Hi folks - good discussion. I wanted to jump in with my own “Call Workflow” use case.
I develop example workflows for my users (many of whom are beginners). They appreciate opening these example workflows in a finished state so they can immediately see the results from each node as they explore and learn. Forcing users to re-run example workflows that start in a reset state is not always feasible as connections to external resources are not always available or are complicated to setup.
Unfortunately I sometimes need to re-run these example workflows myself because some of the underlying nodes have been updated. Until now, that has been a manual process. But as I’ve now got about 70 example workflows this is becoming a burden.
I’d really love there to be a way for a KNIME “main” workflow to:
Reset a named workflow
Run it
Log the results (pass or fail)
Save it in the completed state
Export it as a zip file
Move on to the next workflow
If the “Call Local Workflow” could reset and save then I’d be really close. I think “exporting” is really just “save as zip file and rename extension”. I’m not sure about logging pass/fail results but this might be achieved in other ways.
The main advantage of the Call Local/Remote nodes is, that if each row needs to generate a report, this will be possible. You can’t however generate multiple reports from a single workflow. That is how I use these nodes. This helps greatly for automation. Users can drop files into a defined shared folder and the workflow will pick them all up (List files), process them and generate a report (sent by email).
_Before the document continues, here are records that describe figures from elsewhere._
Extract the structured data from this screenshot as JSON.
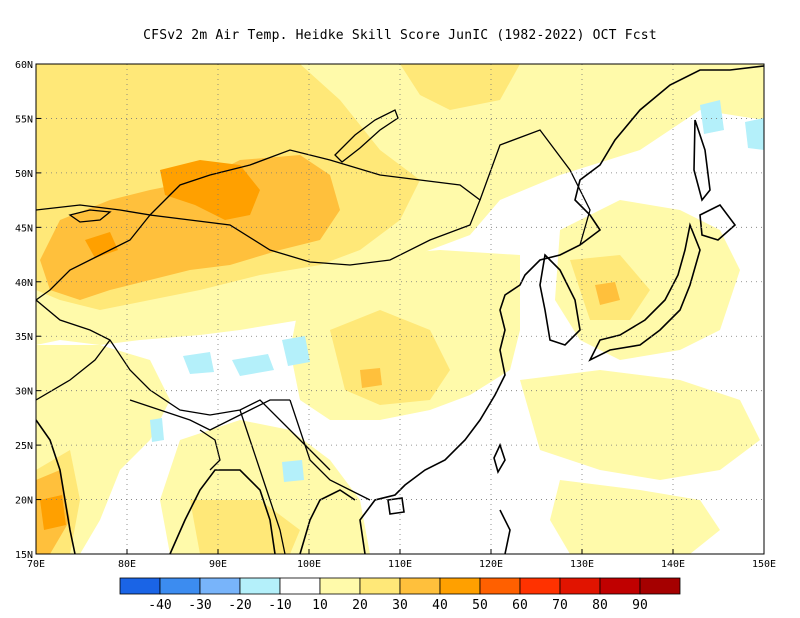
{
  "title": "CFSv2  2m Air Temp. Heidke Skill Score JunIC (1982-2022) OCT Fcst",
  "map": {
    "lon_range": [
      70,
      150
    ],
    "lat_range": [
      15,
      60
    ],
    "x_ticks": [
      {
        "lon": 70,
        "label": "70E"
      },
      {
        "lon": 80,
        "label": "80E"
      },
      {
        "lon": 90,
        "label": "90E"
      },
      {
        "lon": 100,
        "label": "100E"
      },
      {
        "lon": 110,
        "label": "110E"
      },
      {
        "lon": 120,
        "label": "120E"
      },
      {
        "lon": 130,
        "label": "130E"
      },
      {
        "lon": 140,
        "label": "140E"
      },
      {
        "lon": 150,
        "label": "150E"
      }
    ],
    "y_ticks": [
      {
        "lat": 60,
        "label": "60N"
      },
      {
        "lat": 55,
        "label": "55N"
      },
      {
        "lat": 50,
        "label": "50N"
      },
      {
        "lat": 45,
        "label": "45N"
      },
      {
        "lat": 40,
        "label": "40N"
      },
      {
        "lat": 35,
        "label": "35N"
      },
      {
        "lat": 30,
        "label": "30N"
      },
      {
        "lat": 25,
        "label": "25N"
      },
      {
        "lat": 20,
        "label": "20N"
      },
      {
        "lat": 15,
        "label": "15N"
      }
    ],
    "grid": "dotted"
  },
  "colorbar": {
    "bins": [
      {
        "color": "#1a64e6"
      },
      {
        "color": "#3c8cf0"
      },
      {
        "color": "#78b4fa"
      },
      {
        "color": "#b4f0fa"
      },
      {
        "color": "#ffffff"
      },
      {
        "color": "#fffaaa"
      },
      {
        "color": "#ffe878"
      },
      {
        "color": "#ffc03c"
      },
      {
        "color": "#ffa000"
      },
      {
        "color": "#ff6000"
      },
      {
        "color": "#ff3200"
      },
      {
        "color": "#e11400"
      },
      {
        "color": "#c00000"
      },
      {
        "color": "#a50000"
      }
    ],
    "labels": [
      "-40",
      "-30",
      "-20",
      "-10",
      "10",
      "20",
      "30",
      "40",
      "50",
      "60",
      "70",
      "80",
      "90"
    ]
  }
}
If you don’t need reporting the metanode way is probably easier and more efficient.
interesting case. I don’t see Call Local Workflow have these abilities, but to reset, run and save workflow after execution I recommend to run workflow in batch mode (https://www.knime.com/faq#q12). To run all 70 workflows one by one in batch mode is something you need to see how to accomplish. Maybe use KNIME! KNIME calls KNIME in batch mode
I knew about the command line batch mode and, though I was skeptical, used it as the basis of the solution I put together yesterday. But I was very pleased with the results!
I build a simple batch file using the list of workflow directories and the help of Excel. The batch moved nicely from workflow to workflow, running and saving each. If the workflow didn’t run to completion then it would simply pause and pop-up a GUI window with more details of the problem. I think there is a way to prevent the pause, but pausing was exactly what I wanted. I could acknowledge the problem and then allow the batch to move on.
The command I used for each workflow (running on Windows) was:
But watch out for a small gotcha. After running, there is a long pause while the workflow is being saved, but it is not obvious that anything is happening. After killing the paused terminal I ruefully discovered that the half of my workflow that had not been saved had disappeared and I needed to restore it from a backup.